Ten Transistor Rules

Ten Rules of How Transistors Work

These are for transistors with emitter, base, and collector, not for FETs.

Learning these rules cannot come from self study. You have to talk to an engineer about them and do simple circuits. Resistors must be used, otherwise you burn out your transistor.

The rules are for NPN. For PNP, the base and collector are negative with respect to the emitter.

    1. The three pins are emitter (with arrow), base (between the other two), and collector.

    2. A transistor is a high gain amplifier, even at 5 cents. The collector current is about 120 x base current.

    3. For base-emitter voltage less than .55V, collector current is zero. (The transistor is cut off.)

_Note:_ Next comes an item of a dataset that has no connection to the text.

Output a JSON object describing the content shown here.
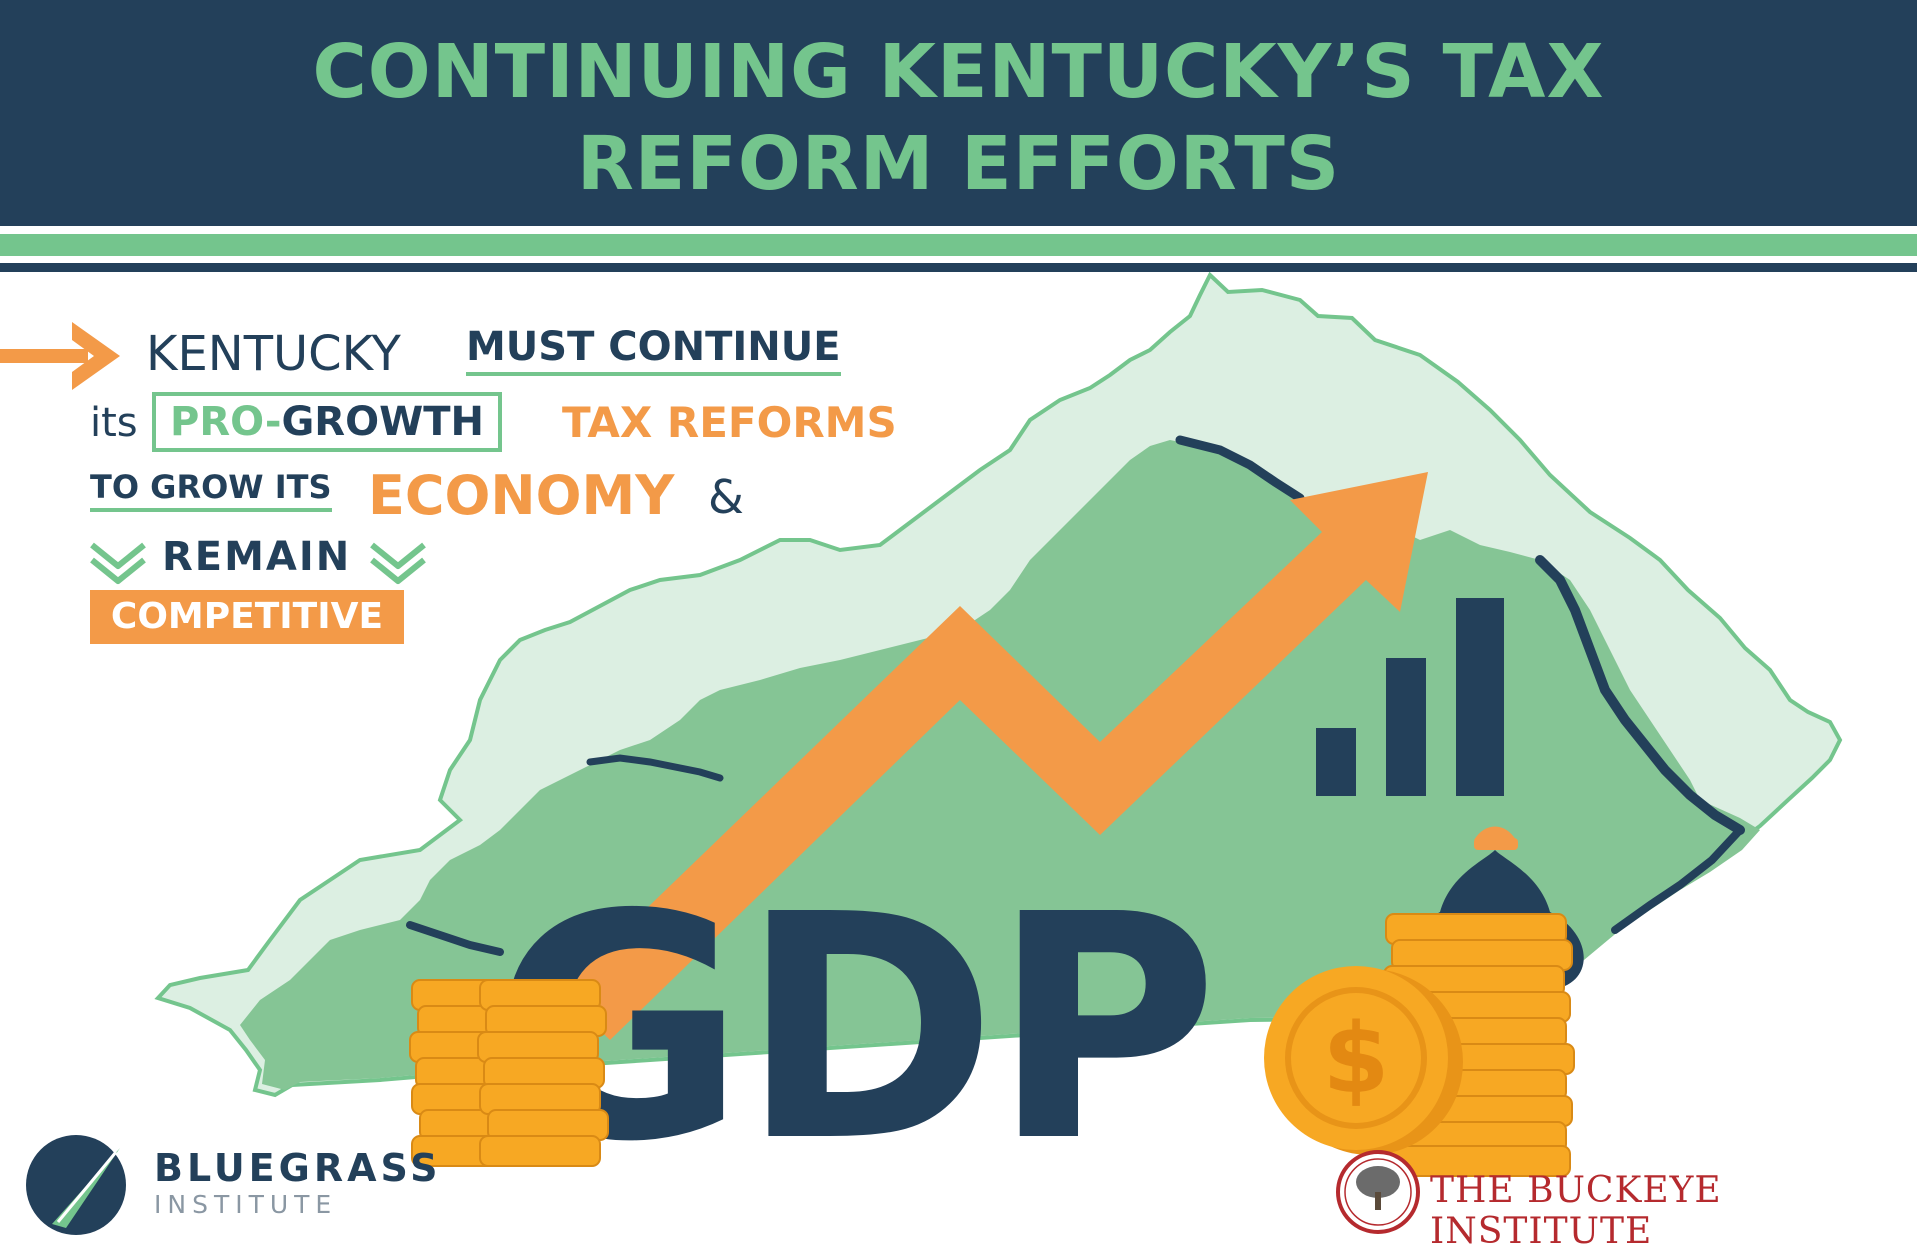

    4. For base-emitter voltage over .6V, collector current is about 120 x base current.

    5. Base and emitter are a diode. When collector and base current are flowing, Vbe is .7V.

    6. The transistor is an amplifier only when collector-emitter voltage is over .3V. Below .3V, the transistor is "saturated."

    7. Small transistors can handle about .3 watt. Big transistors can do 50 watts if they are heat sinked.

    8. A transistor can be tested with an ohmmeter.

    9. A transistor can be a digital switch, like outputs of ground and 5V, by putting emitter on ground and making it cutoff or in saturation.

    10. Don't let base get more than 6V below emitter.